The employer submitted all 67 employees should be in the bargaining unit, since to include just 58 would result in a fragmented workforce with a small 'rump' of workers without representation, thereby hindering company management.
The CAC found as facts that there were a number of differences between the groups, including the former being paid overtime (with management and non-shopfloor workers not receiving overtime), the former being paid on a hourly rate (the others on a salary), the former having to clock on and off, and wage being linked to a grading system based on skills and experience (unlike the managers and non-shopfloor workers).
Accordingly the CAC held that the shopfloor workers/IT workers were a discrete group and capable of forming an independent bargaining unit. Although the CAC recognised that this made management slightly more difficult, it noted that Red Letter's associated companies adopted a similar system of recognition for shopfloor workers only, and held that a balancing exercise favoured the union's position.
________________________________________
2. Recent EAT Decisions
These cases are unreported (although some may be reported in due course). All transcripts can be found at http://wood.ccta.gov.uk/eat/eatjudgments.nsf.

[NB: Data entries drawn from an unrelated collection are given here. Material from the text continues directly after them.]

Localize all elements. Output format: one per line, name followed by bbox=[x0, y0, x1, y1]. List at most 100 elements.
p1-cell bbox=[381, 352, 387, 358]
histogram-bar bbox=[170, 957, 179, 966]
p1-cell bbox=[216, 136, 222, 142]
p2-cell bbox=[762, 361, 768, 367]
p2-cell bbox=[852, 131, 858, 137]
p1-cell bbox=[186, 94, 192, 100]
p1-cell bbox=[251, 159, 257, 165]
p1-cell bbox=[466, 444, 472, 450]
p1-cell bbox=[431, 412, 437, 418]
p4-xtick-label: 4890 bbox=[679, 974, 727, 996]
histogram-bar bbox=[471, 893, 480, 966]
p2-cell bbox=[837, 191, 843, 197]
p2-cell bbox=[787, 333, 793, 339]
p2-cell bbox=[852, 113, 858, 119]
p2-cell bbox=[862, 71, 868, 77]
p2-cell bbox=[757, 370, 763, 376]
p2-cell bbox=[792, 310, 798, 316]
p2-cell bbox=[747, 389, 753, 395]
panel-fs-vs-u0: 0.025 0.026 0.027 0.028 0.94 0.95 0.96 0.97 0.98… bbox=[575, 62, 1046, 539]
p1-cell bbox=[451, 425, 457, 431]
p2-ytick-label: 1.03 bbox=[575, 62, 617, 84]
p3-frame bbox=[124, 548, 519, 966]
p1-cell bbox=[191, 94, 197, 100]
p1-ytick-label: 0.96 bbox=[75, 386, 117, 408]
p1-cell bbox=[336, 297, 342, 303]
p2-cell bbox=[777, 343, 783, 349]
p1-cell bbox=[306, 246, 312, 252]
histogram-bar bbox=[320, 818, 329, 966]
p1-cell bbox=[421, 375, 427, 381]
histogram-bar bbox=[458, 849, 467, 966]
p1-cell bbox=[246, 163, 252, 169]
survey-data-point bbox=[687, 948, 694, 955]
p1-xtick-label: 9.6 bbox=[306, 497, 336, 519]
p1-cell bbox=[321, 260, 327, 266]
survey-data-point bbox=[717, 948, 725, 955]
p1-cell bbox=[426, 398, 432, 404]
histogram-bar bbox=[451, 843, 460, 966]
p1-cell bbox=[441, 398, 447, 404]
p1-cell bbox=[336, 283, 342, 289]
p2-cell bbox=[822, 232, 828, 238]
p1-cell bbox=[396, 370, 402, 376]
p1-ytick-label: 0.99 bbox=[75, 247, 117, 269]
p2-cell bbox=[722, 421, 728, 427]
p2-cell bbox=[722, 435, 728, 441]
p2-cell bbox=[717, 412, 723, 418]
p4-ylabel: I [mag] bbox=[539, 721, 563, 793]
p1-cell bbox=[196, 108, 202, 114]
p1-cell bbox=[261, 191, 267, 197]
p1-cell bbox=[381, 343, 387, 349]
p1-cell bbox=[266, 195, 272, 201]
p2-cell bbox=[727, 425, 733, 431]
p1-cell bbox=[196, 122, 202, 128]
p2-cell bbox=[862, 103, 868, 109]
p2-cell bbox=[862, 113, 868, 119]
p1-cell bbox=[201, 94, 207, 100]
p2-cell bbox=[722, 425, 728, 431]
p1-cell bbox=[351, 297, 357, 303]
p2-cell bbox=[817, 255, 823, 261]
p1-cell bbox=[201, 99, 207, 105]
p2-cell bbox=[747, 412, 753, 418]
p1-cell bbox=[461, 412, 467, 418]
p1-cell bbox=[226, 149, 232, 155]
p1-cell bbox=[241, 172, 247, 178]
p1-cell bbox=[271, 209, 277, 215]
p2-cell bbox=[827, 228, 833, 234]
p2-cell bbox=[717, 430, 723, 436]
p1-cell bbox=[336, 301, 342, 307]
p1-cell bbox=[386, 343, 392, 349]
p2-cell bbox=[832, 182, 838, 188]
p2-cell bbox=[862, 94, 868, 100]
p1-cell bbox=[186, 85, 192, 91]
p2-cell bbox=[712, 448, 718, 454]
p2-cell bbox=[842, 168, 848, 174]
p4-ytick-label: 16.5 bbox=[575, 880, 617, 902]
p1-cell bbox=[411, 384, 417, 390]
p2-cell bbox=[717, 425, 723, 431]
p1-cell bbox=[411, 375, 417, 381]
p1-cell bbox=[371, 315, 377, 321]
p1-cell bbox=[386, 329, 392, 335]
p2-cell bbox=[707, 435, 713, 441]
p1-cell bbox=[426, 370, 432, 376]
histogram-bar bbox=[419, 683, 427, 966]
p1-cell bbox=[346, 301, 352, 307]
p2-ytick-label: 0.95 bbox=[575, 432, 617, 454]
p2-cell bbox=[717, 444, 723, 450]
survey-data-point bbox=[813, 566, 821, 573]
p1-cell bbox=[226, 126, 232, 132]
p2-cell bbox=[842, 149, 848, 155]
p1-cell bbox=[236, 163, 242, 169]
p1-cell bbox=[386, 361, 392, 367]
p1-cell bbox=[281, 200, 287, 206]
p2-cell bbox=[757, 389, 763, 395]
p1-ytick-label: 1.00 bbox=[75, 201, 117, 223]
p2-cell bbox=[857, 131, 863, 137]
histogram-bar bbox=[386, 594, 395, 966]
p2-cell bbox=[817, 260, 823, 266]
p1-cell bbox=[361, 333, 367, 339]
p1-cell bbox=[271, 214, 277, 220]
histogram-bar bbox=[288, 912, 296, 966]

Lilburne-Byford v Essex County Council [13.11.2000, HHJ Wilson]
A (welcome!) example of the EAT upholding the tribunal's decision to award costs. Authority for the proposition that there is no obligation on a tribunal to investigate the Applicant's means prior to making a costs order.
ValueUnion Limited v White [7.11.2000, HHJ Wilkie QC]
Confirming that, in redundancy cases where it is genuinely unclear whether a fair procedure would have made a difference, the tribunal is entitled to refuse to make any Polkey reduction.
________________________________________
3. O'Neill v HSBC Bank
HSBC bank introduced a pay scheme which awarded an annual bonus to employees based upon three factors: achievement of a job target, personal performance factor and corporate performance factor. This yielded a multiplier which was applied to the annual salary to calculate the bonus.
However, a matrix system was also introduced to discount the bonus depending on the number of days absence for an employee. Employees who were absent for less than 20 days were not penalised. However, employees who were absent for more than 20 days suffered staggered discounts to their bonus. This scheme, which was introduced after extensive consultation with the recognised union, was designed to combat sick absence (which was a significant problem for the bank).
Mr O'Neill complained that this discriminated against disabled persons, since they were more likely to be absent from work. That was accepted by the bank, and the only issue was justification.
The tribunal held, in a thorough and well-reasoned decision, that the bonus scheme was a performance-related pay scheme - and it was not prevented from being so by the use of absence from work as a factor. It therefore fell within regulation 3 of the Disability Discrimination (Employment) Regulations 1996, which indicated that such a scheme was justified, and within paragraph 5.29 of the Code of Practice (also indicating that such a scheme was justified).